Now, despite assurances from district officials that such problems have long since been remedied, thanks in part to a new payroll coordinator hired last winter and a new system brought on line this summer, it appears the problems have returned. Taking to public comment during Tuesday night’s school board meeting, Paul Rooney with the California School Employees Association, who represents the school district’s classified employees, testified that a “large number of employees” were shorted up to $600 on their last paycheck sent out on September 30, and, to make matters worse, the district has been slow in responding. “Why do we have to beg to be paid in the same manner that we have been paid in the past?” questioned Rooney.

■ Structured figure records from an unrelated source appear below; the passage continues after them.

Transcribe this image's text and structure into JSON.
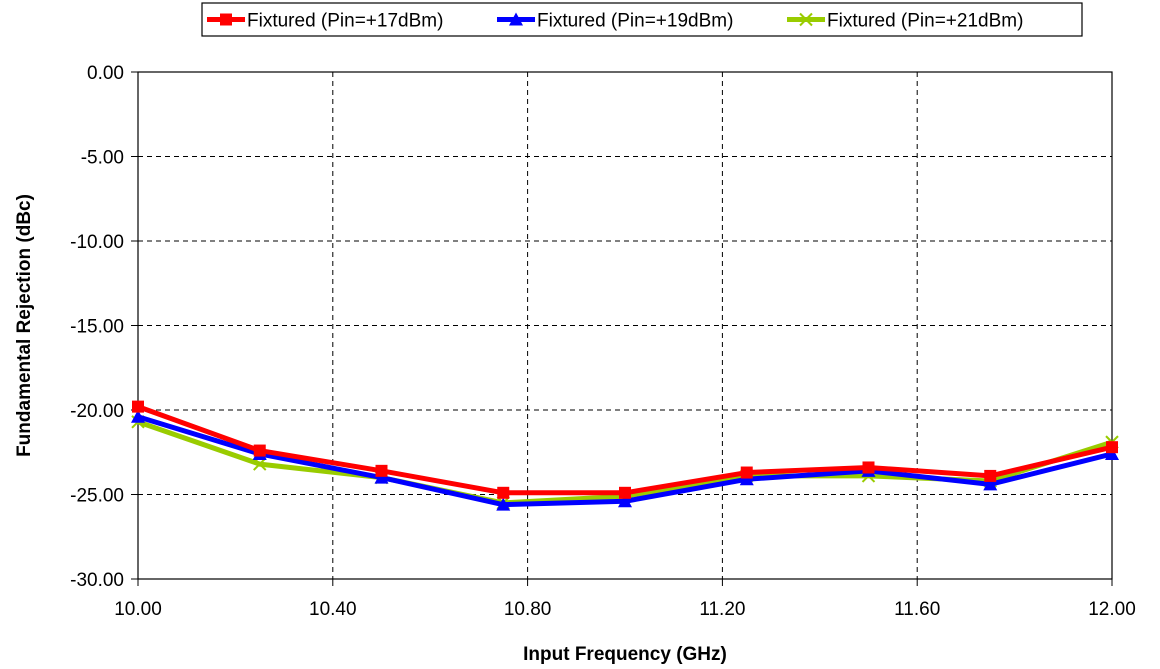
{
  "chart_data": {
    "type": "line",
    "xlabel": "Input Frequency (GHz)",
    "ylabel": "Fundamental Rejection (dBc)",
    "xlim": [
      10.0,
      12.0
    ],
    "ylim": [
      -30.0,
      0.0
    ],
    "x_ticks": [
      "10.00",
      "10.40",
      "10.80",
      "11.20",
      "11.60",
      "12.00"
    ],
    "y_ticks": [
      "0.00",
      "-5.00",
      "-10.00",
      "-15.00",
      "-20.00",
      "-25.00",
      "-30.00"
    ],
    "x_tick_values": [
      10.0,
      10.4,
      10.8,
      11.2,
      11.6,
      12.0
    ],
    "y_tick_values": [
      0,
      -5,
      -10,
      -15,
      -20,
      -25,
      -30
    ],
    "grid": true,
    "legend_position": "top",
    "x": [
      10.0,
      10.25,
      10.5,
      10.75,
      11.0,
      11.25,
      11.5,
      11.75,
      12.0
    ],
    "series": [
      {
        "name": "Fixtured (Pin=+17dBm)",
        "color": "#ff0000",
        "marker": "square",
        "values": [
          -19.8,
          -22.4,
          -23.6,
          -24.9,
          -24.9,
          -23.7,
          -23.4,
          -23.9,
          -22.2
        ]
      },
      {
        "name": "Fixtured (Pin=+19dBm)",
        "color": "#0000ff",
        "marker": "triangle",
        "values": [
          -20.4,
          -22.6,
          -24.0,
          -25.6,
          -25.4,
          -24.1,
          -23.6,
          -24.4,
          -22.6
        ]
      },
      {
        "name": "Fixtured (Pin=+21dBm)",
        "color": "#99cc00",
        "marker": "x",
        "values": [
          -20.7,
          -23.2,
          -24.0,
          -25.5,
          -25.1,
          -23.9,
          -23.9,
          -24.2,
          -21.9
        ]
      }
    ]
  }
}
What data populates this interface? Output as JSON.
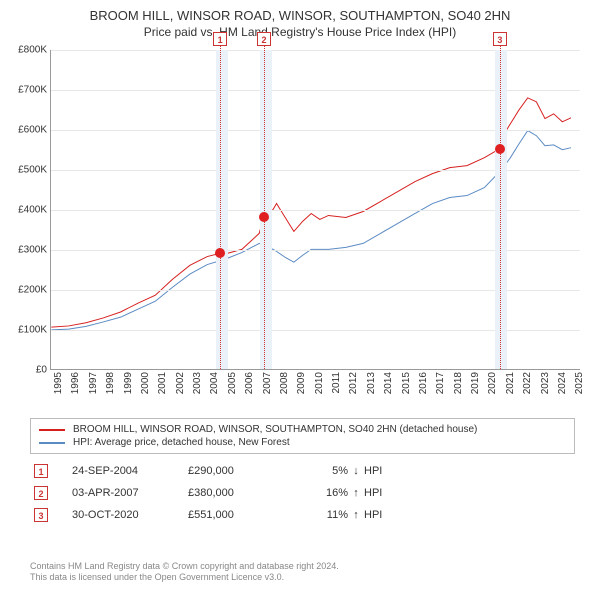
{
  "title": "BROOM HILL, WINSOR ROAD, WINSOR, SOUTHAMPTON, SO40 2HN",
  "subtitle": "Price paid vs. HM Land Registry's House Price Index (HPI)",
  "chart": {
    "type": "line",
    "background_color": "#ffffff",
    "grid_color": "#e8e8e8",
    "axis_color": "#999999",
    "y": {
      "min": 0,
      "max": 800000,
      "ticks": [
        0,
        100000,
        200000,
        300000,
        400000,
        500000,
        600000,
        700000,
        800000
      ],
      "tick_labels": [
        "£0",
        "£100K",
        "£200K",
        "£300K",
        "£400K",
        "£500K",
        "£600K",
        "£700K",
        "£800K"
      ],
      "label_fontsize": 10
    },
    "x": {
      "min": 1995,
      "max": 2025.5,
      "ticks": [
        1995,
        1996,
        1997,
        1998,
        1999,
        2000,
        2001,
        2002,
        2003,
        2004,
        2005,
        2006,
        2007,
        2008,
        2009,
        2010,
        2011,
        2012,
        2013,
        2014,
        2015,
        2016,
        2017,
        2018,
        2019,
        2020,
        2021,
        2022,
        2023,
        2024,
        2025
      ],
      "label_fontsize": 10
    },
    "highlight_bands": [
      {
        "from": 2004.5,
        "to": 2005.2,
        "color": "#eaf1f8"
      },
      {
        "from": 2007.0,
        "to": 2007.7,
        "color": "#eaf1f8"
      },
      {
        "from": 2020.55,
        "to": 2021.25,
        "color": "#eaf1f8"
      }
    ],
    "markers": [
      {
        "n": "1",
        "year": 2004.73,
        "price": 290000
      },
      {
        "n": "2",
        "year": 2007.26,
        "price": 380000
      },
      {
        "n": "3",
        "year": 2020.83,
        "price": 551000
      }
    ],
    "marker_line_color": "#cc3333",
    "marker_dot_color": "#e02020",
    "series": [
      {
        "id": "price_paid",
        "label": "BROOM HILL, WINSOR ROAD, WINSOR, SOUTHAMPTON, SO40 2HN (detached house)",
        "color": "#d62020",
        "line_width": 1.0,
        "data": [
          [
            1995,
            105000
          ],
          [
            1996,
            108000
          ],
          [
            1997,
            116000
          ],
          [
            1998,
            128000
          ],
          [
            1999,
            143000
          ],
          [
            2000,
            165000
          ],
          [
            2001,
            185000
          ],
          [
            2002,
            225000
          ],
          [
            2003,
            260000
          ],
          [
            2004,
            282000
          ],
          [
            2004.73,
            290000
          ],
          [
            2005,
            288000
          ],
          [
            2006,
            300000
          ],
          [
            2007,
            340000
          ],
          [
            2007.26,
            380000
          ],
          [
            2007.8,
            400000
          ],
          [
            2008,
            415000
          ],
          [
            2008.5,
            380000
          ],
          [
            2009,
            345000
          ],
          [
            2009.5,
            370000
          ],
          [
            2010,
            390000
          ],
          [
            2010.5,
            375000
          ],
          [
            2011,
            385000
          ],
          [
            2012,
            380000
          ],
          [
            2013,
            395000
          ],
          [
            2014,
            420000
          ],
          [
            2015,
            445000
          ],
          [
            2016,
            470000
          ],
          [
            2017,
            490000
          ],
          [
            2018,
            505000
          ],
          [
            2019,
            510000
          ],
          [
            2020,
            530000
          ],
          [
            2020.83,
            551000
          ],
          [
            2021,
            580000
          ],
          [
            2021.5,
            615000
          ],
          [
            2022,
            650000
          ],
          [
            2022.5,
            680000
          ],
          [
            2023,
            670000
          ],
          [
            2023.5,
            628000
          ],
          [
            2024,
            640000
          ],
          [
            2024.5,
            620000
          ],
          [
            2025,
            630000
          ]
        ]
      },
      {
        "id": "hpi",
        "label": "HPI: Average price, detached house, New Forest",
        "color": "#5b8bc4",
        "line_width": 1.0,
        "data": [
          [
            1995,
            98000
          ],
          [
            1996,
            100000
          ],
          [
            1997,
            107000
          ],
          [
            1998,
            118000
          ],
          [
            1999,
            130000
          ],
          [
            2000,
            150000
          ],
          [
            2001,
            170000
          ],
          [
            2002,
            205000
          ],
          [
            2003,
            238000
          ],
          [
            2004,
            262000
          ],
          [
            2005,
            275000
          ],
          [
            2006,
            292000
          ],
          [
            2007,
            315000
          ],
          [
            2007.8,
            300000
          ],
          [
            2008,
            295000
          ],
          [
            2008.5,
            280000
          ],
          [
            2009,
            268000
          ],
          [
            2009.5,
            285000
          ],
          [
            2010,
            300000
          ],
          [
            2011,
            300000
          ],
          [
            2012,
            305000
          ],
          [
            2013,
            315000
          ],
          [
            2014,
            340000
          ],
          [
            2015,
            365000
          ],
          [
            2016,
            390000
          ],
          [
            2017,
            415000
          ],
          [
            2018,
            430000
          ],
          [
            2019,
            435000
          ],
          [
            2020,
            455000
          ],
          [
            2021,
            500000
          ],
          [
            2021.5,
            530000
          ],
          [
            2022,
            565000
          ],
          [
            2022.5,
            598000
          ],
          [
            2023,
            585000
          ],
          [
            2023.5,
            560000
          ],
          [
            2024,
            562000
          ],
          [
            2024.5,
            550000
          ],
          [
            2025,
            555000
          ]
        ]
      }
    ]
  },
  "legend": {
    "border_color": "#bbbbbb",
    "fontsize": 10
  },
  "events": [
    {
      "n": "1",
      "date": "24-SEP-2004",
      "price": "£290,000",
      "pct": "5%",
      "dir": "down",
      "hpi": "HPI"
    },
    {
      "n": "2",
      "date": "03-APR-2007",
      "price": "£380,000",
      "pct": "16%",
      "dir": "up",
      "hpi": "HPI"
    },
    {
      "n": "3",
      "date": "30-OCT-2020",
      "price": "£551,000",
      "pct": "11%",
      "dir": "up",
      "hpi": "HPI"
    }
  ],
  "arrows": {
    "up": "↑",
    "down": "↓"
  },
  "footer_line1": "Contains HM Land Registry data © Crown copyright and database right 2024.",
  "footer_line2": "This data is licensed under the Open Government Licence v3.0."
}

Eric Smith, the district’s deputy superintendent and chief fiscal officer, explained last week to The Santa Barbara Independent — after allegations of a new payroll snafu first surfaced — that the problems were not actual money shortages, but rather that things like vacation time and sick leave totals had simply not been printed and thus distributed with the checks. However, Tuesday night after testimony from Rooney and actual classified employees who were on the receiving end of the short paychecks, Smith offered simply, “We are investigating the matter now.”